Protecting populations from mass atrocities encompasses an inherent ability to deter perpetrators from committing grave crimes. Deterrence, however, is severely undermined by impunity, which erodes the rule of law and signals to perpetrators that ceasing criminal actions is neither urgent nor necessary. A culture of impunity can also weaken other important Responsibility to Protect efforts, such as peacekeeping operations, peace process engagement, and early action strategies. Continued efforts to operationalize and strengthen the Responsibility to Protect must therefore prioritize accountability. The absence of accountability in Myanmar will increase the likelihood of future atrocities against the Rohingya, and could contribute to a perpetual cycle of violence and conflict. Perpetrators need to know that there are costs to be paid for committing atrocities and ultimately need to be persuaded from engaging in or failing to prevent such behavior.
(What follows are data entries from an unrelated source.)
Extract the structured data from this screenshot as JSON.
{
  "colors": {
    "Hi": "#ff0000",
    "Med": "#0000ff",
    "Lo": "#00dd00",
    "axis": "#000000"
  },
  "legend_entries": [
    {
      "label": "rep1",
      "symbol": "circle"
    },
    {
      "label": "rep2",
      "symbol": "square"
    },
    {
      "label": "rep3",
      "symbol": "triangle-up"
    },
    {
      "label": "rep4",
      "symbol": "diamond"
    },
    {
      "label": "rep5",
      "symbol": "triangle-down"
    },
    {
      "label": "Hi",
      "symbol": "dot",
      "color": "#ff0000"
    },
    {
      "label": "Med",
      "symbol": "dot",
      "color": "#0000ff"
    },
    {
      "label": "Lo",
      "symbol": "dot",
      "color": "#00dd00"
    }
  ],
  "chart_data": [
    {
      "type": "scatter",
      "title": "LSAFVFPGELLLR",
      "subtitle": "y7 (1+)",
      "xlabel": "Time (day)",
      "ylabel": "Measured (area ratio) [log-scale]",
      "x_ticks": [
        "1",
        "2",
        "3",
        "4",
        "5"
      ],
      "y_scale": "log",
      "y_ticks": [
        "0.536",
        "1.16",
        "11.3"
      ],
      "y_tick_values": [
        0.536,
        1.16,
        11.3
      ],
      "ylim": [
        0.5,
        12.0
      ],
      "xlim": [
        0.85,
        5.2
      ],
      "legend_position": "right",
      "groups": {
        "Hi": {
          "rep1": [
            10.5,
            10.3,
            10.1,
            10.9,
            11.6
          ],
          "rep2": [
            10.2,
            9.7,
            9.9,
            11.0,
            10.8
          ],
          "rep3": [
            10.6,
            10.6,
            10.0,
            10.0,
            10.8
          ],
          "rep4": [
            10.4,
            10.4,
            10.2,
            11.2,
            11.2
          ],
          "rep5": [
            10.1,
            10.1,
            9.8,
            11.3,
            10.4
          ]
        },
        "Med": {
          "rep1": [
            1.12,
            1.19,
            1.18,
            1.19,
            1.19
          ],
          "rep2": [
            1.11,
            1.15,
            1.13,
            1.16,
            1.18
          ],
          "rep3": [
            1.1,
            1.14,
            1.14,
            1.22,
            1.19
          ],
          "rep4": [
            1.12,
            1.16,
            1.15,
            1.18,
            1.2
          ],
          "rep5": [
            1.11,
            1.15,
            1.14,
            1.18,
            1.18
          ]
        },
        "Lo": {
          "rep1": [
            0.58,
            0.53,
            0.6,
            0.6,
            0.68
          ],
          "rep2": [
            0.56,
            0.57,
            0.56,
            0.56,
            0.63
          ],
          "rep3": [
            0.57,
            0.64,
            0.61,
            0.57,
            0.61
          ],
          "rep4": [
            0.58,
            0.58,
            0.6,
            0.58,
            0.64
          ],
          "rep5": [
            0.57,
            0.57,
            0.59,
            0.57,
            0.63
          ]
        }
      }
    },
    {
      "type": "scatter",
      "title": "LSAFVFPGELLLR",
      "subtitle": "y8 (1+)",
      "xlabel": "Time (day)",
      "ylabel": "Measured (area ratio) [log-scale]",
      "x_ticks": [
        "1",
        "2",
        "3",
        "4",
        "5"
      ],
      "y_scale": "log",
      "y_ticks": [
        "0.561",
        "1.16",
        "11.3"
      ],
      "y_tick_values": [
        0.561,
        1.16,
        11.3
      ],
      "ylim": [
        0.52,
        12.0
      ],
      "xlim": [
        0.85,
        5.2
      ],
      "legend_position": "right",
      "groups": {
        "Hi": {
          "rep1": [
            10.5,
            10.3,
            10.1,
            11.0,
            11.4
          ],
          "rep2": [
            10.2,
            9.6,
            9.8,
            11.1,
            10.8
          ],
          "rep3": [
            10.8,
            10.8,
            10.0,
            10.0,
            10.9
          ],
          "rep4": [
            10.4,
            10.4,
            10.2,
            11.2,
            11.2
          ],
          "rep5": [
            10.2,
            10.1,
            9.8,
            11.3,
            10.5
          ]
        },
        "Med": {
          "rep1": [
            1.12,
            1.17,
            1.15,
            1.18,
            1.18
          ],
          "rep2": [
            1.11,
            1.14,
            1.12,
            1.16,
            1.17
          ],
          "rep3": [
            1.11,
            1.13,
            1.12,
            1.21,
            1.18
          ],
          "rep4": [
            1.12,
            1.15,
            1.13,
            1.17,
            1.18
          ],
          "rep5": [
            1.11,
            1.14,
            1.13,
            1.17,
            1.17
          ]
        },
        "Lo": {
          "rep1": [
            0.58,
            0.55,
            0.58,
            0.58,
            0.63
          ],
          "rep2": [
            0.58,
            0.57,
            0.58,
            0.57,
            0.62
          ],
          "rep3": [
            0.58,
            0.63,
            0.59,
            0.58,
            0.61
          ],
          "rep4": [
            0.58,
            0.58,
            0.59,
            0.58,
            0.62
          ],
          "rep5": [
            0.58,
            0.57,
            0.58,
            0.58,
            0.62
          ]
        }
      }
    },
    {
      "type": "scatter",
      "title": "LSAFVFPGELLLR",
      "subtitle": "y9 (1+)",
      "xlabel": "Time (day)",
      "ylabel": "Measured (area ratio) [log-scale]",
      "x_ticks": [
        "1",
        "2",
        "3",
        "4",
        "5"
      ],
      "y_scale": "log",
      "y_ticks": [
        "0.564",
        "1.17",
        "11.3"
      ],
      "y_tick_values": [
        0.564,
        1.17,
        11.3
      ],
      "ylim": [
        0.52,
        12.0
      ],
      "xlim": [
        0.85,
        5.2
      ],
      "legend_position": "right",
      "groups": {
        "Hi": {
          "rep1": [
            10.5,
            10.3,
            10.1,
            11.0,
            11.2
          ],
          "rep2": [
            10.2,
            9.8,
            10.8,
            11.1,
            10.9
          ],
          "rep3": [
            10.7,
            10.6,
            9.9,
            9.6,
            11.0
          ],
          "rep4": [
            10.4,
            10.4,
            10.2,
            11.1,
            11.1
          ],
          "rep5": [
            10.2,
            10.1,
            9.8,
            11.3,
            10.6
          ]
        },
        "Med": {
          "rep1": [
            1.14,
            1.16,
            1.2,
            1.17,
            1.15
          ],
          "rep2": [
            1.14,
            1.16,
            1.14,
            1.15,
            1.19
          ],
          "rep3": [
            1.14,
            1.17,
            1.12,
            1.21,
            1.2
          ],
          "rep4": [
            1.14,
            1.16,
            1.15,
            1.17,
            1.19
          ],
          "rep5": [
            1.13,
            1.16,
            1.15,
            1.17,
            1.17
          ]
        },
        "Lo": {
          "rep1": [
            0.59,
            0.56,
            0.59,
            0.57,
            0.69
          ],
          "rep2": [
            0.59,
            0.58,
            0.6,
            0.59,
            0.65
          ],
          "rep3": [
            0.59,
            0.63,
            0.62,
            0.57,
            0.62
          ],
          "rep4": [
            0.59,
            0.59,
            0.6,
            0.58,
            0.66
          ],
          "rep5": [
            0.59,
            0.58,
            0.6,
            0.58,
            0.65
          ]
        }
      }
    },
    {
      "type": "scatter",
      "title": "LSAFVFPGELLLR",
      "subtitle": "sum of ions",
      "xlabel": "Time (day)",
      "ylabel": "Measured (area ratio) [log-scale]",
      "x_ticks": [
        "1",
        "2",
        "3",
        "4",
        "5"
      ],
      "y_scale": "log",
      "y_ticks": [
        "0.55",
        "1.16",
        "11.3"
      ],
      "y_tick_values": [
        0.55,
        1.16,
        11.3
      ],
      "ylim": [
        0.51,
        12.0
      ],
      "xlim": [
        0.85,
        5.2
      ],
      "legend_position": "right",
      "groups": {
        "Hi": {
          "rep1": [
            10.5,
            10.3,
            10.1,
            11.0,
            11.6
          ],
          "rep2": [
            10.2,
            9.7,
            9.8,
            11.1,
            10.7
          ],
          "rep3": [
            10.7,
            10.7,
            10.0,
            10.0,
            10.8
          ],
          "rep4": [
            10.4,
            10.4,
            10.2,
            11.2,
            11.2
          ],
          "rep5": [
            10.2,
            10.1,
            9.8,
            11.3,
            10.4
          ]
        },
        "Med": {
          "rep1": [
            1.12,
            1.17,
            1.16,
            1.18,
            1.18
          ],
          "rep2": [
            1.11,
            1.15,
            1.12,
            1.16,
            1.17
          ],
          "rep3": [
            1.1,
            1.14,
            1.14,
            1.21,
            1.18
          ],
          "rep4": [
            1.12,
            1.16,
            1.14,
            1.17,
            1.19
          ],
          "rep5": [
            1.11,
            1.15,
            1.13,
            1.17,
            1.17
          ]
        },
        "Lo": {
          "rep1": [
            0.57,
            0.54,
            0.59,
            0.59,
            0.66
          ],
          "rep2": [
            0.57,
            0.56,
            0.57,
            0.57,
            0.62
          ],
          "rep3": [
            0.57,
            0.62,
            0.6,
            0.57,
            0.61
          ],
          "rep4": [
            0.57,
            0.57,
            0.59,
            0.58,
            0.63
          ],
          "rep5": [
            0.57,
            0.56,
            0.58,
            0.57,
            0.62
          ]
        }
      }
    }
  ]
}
While primary jurisdiction for prosecuting the most egregious crimes lies with the national criminal justice system of the state concerned, Myanmar has demonstrated an inability and lack of genuine willingness to hold perpetrators to account. Recourse to international justice mechanisms is therefore necessary for meaningful accountability. However, this should be considered complementary to – and not a substitute for – domestic transitional justice processes and peacebuilding efforts. By the same token, accountability is just one critical aspect of what should be a comprehensive Responsibility to Protect strategy to permanently prevent mass atrocities in Myanmar. The Responsibility to Protect intervention needs to be a sustained engagement with a view towards achieving long-term peace.
The relationship between justice and peace is widely debated. Some argue that criminal prosecutions for atrocity crimes can serve as an obstacle to negotiating peace, while others contend that peace without accountability will be short-lived. When considering the situation in Myanmar, it is clear that crimes have gone unchecked for far too long, which has only reinforced their repeated occurrence. Peace and justice should be a mutual and complementary objective. Accountability for crimes against the Rohingya has the potential to transform behavior towards other ethnic groups in Myanmar, thereby enhancing the possibility for sustained nationwide peace.
[1] Application of the Convention on the Prevention and Punishment of the Crime of Genocide (The Gambia v. Myanmar), Request for the Indication of Provisional Measures, Order, ICJ Reports 2020, p. 25, para. 86(1).
[2] Application of the Convention on the Prevention and Punishment of the Crime of Genocide (The Gambia v. Myanmar), Request for the Indication of Provisional Measures, Order, ICJ Reports 2020, p. 25, paras. 86(2) and 86(3).